Writing groups, she tells us in the workshop, tend to mostly happen organically. It could be the people you bond with during your MFA or throughout a writing course, much like my creative writing class. Or you might be lucky enough to have a group of friends who write and who want feedback and encouragement and all the things you get in a writing group. And if you don’t, well that’s where Bianca’s generous offer comes in.
And so, a few days after I sent my email telling Bianca that I wanted her to magically find me some writing people, she came through in a very big way, and our group of five was formed.
Once she had assigned everyone to their groups she told us that the rest is up to us. We are the ones who need to establish our ground rules, our plan for making the group work. And with the help of her workshop (which THREE of us from our newly formed group attended and Bianca referred to us as “Type A Capricorns” which for me, anyway, totally tracks) we met via Zoom and got to work.
It’s a lovely group of people, and even one familiar face (hi Sarah!) and I felt so comfortable with everyone. I think we’re going to be a good fit.

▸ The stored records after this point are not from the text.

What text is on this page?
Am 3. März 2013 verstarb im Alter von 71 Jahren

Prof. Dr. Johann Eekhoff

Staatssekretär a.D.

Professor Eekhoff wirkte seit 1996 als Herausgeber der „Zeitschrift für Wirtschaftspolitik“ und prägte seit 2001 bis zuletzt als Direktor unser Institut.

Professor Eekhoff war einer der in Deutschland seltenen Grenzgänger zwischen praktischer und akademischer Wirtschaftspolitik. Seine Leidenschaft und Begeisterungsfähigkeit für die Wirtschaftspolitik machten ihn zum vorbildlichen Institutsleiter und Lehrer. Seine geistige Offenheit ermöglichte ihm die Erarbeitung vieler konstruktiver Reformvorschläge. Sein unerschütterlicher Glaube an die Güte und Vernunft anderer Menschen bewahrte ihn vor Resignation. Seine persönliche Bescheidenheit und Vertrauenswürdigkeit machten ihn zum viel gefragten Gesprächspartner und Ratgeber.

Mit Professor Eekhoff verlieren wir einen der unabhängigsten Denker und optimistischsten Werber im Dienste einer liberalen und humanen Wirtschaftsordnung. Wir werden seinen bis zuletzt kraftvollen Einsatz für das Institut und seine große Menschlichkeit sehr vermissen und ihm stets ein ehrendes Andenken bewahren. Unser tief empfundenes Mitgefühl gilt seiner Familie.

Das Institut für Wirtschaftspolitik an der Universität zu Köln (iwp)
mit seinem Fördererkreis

By the end of day this coming Monday, the members who are submitting their work for critiquing will have sent it to the rest of us, and the following Monday is our first official meeting, and I am really excited.
I’m excited to share my work, of course, even though I’m a little nervous about that, but I’m more excited to read the work of the others in the group. It feels like such a privilege to be granted the opportunity to read fresh work, to be among the first to see a writer’s early drafts. We are so used to seeing the finished products in the books, stories, articles, and essays – and blog posts – we read, it’s easy to forget that these things don’t emerge, fully formed and onto the page straight from the author’s brain. I mean, if only, right?
And writers know that there is so much editing and deleting and reworking and revising that goes into these projects, writers know that for a fact. I know that for a fact! Yet we forget, and when we read a perfectly crafted story that seems effortless in its execution, we forget that a whole lot of sweat, and probably some swearing, (maybe even tears although that could just be me) occurred, to ensure that this story seemed to float effortlessly to life.
I think this is what I’ve been needing, honestly. Likeminded people, writers who will hold me accountable, and I in turn will do the same for them. Writers who will push me to be better, to dig deeper if that is what is required, to ease off, if it’s more that. (with me it’s probably more that, but anyway.)
All I know is I can’t wait to get started.